Question

Question 10 4 pts Which of the following explanations best explains, from first principles, the fact that boron has a lower first ionization energy than beryllium? 0 Beryllium has more core electrons than boron. 0 Boron is more boring and hence it will be easier to remove the bored electrons from the shell.
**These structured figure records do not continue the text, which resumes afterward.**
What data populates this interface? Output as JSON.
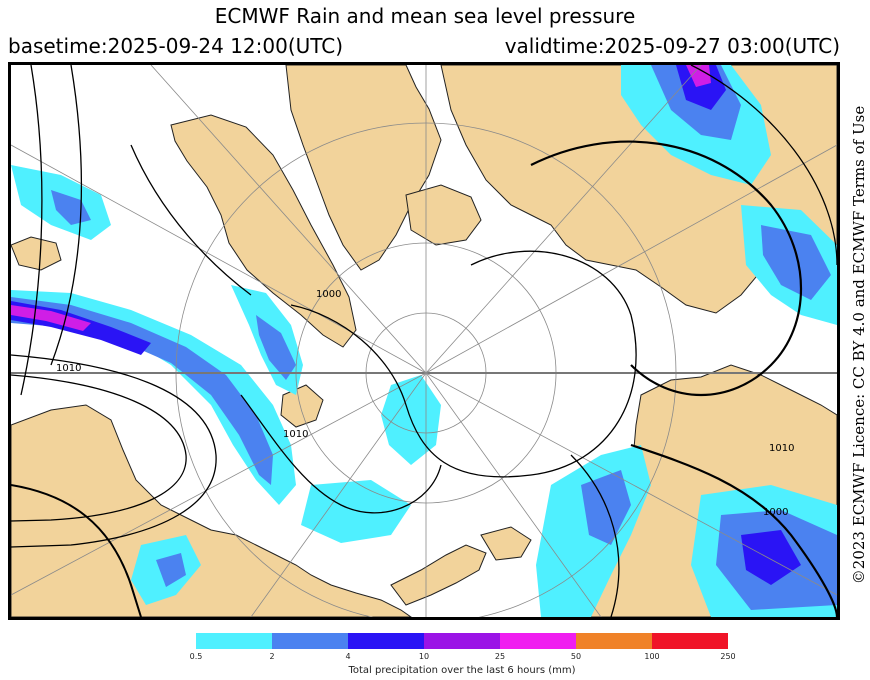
{
  "title": "ECMWF Rain and mean sea level pressure",
  "basetime": "basetime:2025-09-24 12:00(UTC)",
  "validtime": "validtime:2025-09-27 03:00(UTC)",
  "license": "©2023 ECMWF Licence: CC BY 4.0 and ECMWF Terms of Use",
  "isobar_labels": [
    "1000",
    "1010",
    "1010",
    "1010",
    "1000"
  ],
  "colorbar": {
    "label": "Total precipitation over the last 6 hours (mm)",
    "ticks": [
      "0.5",
      "2",
      "4",
      "10",
      "25",
      "50",
      "100",
      "250"
    ],
    "colors": [
      "#4ff0ff",
      "#4b82f0",
      "#2a14f5",
      "#9b14e6",
      "#f01ef0",
      "#f08228",
      "#f01428"
    ]
  },
  "colors": {
    "land": "#f2d39b",
    "ocean": "#ffffff",
    "rain_light": "#4ff0ff",
    "rain_moderate": "#4b82f0",
    "rain_heavy": "#2a14f5",
    "rain_very_heavy": "#9b14e6",
    "rain_extreme": "#f01ef0"
  }
}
Electrons are more closely bound in beryllium because God invented the Octet Rule, such that beryllium is closer to an octet than boron. 0 In beryllium, an unpaired electron must be removed whereas in boron a paired electron will be removed. 0 In beryllium, an electron is removed from the 2s orbital, which is closer (and hence has a lower energy) than in boron, whereas electrons are removed from the 2p orbital.

Answer 1

Let's first write the elctronic configuration of Beryllium and Boron

Beryllium: 1s² 2s²

Boron :1s² 2s² 2p¹

Now, looking at general periodic trends it says that  boron should have a higher ionization energy than beryllium

BUT, since Beryllium has two electrons in its outermost orbital which is 2s orbital. The electrons in the 2s orbital are already paired and hence it is quite a stable configuration for the beryllium atom. Hence the first ionization enthalpy of beryllium is higher than that for boron. Also, we can say that Boron's valence electron (2p¹) is shielded by the 2s electrons, less energy is required to remove the the 2p electron(s) from a boron atom than is requried to remove the 2s electron from a beryllium atom.

Hence, option (5) would be the best explaination for the quesition.